The catalytic peptide (TPE-Q18H) was assembled in GPs by regulating the ionic strength and promoting the ester hydrolysis reaction with a higher catalytic efficiency.
Results and discussion
Materials preparation and characterizations
The peptide TPE-Q18H was synthesized by solid-phase peptide synthesis (SPPS), purified by reverse phase HPLC, and the purity and molecular weight were confirmed by HPLC and MALDI-TOF MS (Supplementary Fig. 1 and Supplementary Fig. 2). Transmission electron microscopy (TEM) and atomic force microscopy (AFM) were used to obtain the morphology of the self-assembled TPE-Q18H nanofibrillar structures (Fig. 2a, b) with widths of about 7 nanometers and relatively homogeneous featured heights of 6 nanometers (Supplementary Fig. 3) (Experimental details are given in Supplementary Methods). The addition of other moieties onto Q11 terminus did not influence the formation of fibrils, consistent with previous reports55. Besides, we characterized the conformation of TPE-Q18H through fluorescence spectrophotometry (Experimental detail is given in Supplementary Methods). TPE-Q18H nanofibers in PBS exhibited dramatically enhanced fluorescent intensity at 466 nm of TPE compared to the peptide monomer state in water (Fig. 2g), meaning that peptide TPE-Q18H formed aggregations. TPE-Q18H nanofibers also exhibited pronounced enhancement at 488 nm maxima of thioflavin T (Th T) fluorescent spectrum (Fig. 2h), a typical β-sheet indicator63, providing strong evidence of the formation of β-sheet structures. Then, the timeframe of the salt-responsive assembly process of TPE-Q18H was further investigated by monitoring the fluorescence of Th T. After adding salt to improve the ionic strength of TPE-Q18H solution, we found that the fluorescence intensity of Th T increased immediately and tended to be stable after t = 30 min, indicating that the assembly reached equilibrium at this time point (Supplementary Fig. 4). The GPs were prepared from Baker’s yeast with repeated alkaline-and-acid and solvent treatments64. Empty GPs are porous, about 3–5 micrometers in diameter under the scanning electron microscope (SEM) (Fig. 2c, Supplementary Fig. 5) and translation electron microscope (Fig. 2e) (Experimental details are given in Supplementary Methods). The surface adsorption properties of GPs were measured to investigate the pore size (Experimental detail is given in Supplementary Methods). The results showed that the BET surface area and average pore diameter of GPs were 12.84 m2/g and 4.14 nm, respectively. The adsorption-desorption curve of GPs is a type II isotherm (Fig. 2d), which may occur in the process of reversible adsorption of single multi-layer on meso-porosity solids.
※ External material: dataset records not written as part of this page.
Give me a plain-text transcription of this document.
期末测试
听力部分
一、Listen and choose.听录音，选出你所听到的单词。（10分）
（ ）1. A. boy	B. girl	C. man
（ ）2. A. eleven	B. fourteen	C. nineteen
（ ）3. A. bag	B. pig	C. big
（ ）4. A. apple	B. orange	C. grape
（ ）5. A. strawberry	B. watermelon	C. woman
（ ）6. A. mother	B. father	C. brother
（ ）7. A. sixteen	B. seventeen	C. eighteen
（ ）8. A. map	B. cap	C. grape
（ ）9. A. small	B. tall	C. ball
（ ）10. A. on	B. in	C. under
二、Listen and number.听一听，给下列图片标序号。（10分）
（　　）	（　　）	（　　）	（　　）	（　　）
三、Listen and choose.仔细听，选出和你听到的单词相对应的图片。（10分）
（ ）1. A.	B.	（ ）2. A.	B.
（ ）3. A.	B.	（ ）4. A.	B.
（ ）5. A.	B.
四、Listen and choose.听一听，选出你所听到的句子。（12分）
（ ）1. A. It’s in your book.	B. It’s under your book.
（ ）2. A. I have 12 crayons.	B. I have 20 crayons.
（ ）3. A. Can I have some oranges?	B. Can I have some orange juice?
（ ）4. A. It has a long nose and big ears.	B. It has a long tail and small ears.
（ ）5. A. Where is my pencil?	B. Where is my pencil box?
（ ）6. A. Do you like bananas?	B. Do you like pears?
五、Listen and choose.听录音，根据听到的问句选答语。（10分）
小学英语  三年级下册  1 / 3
a TEM image of TPE-Q18H nanofibers. Scale bar: 50 nm. b AFM image of TPE-Q18H nanofibers. Scale bar: 200 nm. c SEM image and locally enlarged view of GPs. Scale bar: 100 nm. d Nitrogen adsorption isotherms and pore size distribution (inset) calculated based on DFT method for GPs. e TEM images of GPs and f TEM images of TPE-Q18H@GPs. Scale bar: 2 μm. g Fluorescence spectra of TPE-Q18H, GPs, and TPE-Q18H@GPs. λex = 365 nm. h Fluorescence spectra of thioflavin T in presence of TPE-Q18H, GPs, and TPE-Q18H@GPs. λex = 440 nm. TPE-Q18H: 90 μg/mL; GPs: 1 mg/mL; TPE-Q18H@GPs: 90 μg/mg/mL; Th T: 100 µM.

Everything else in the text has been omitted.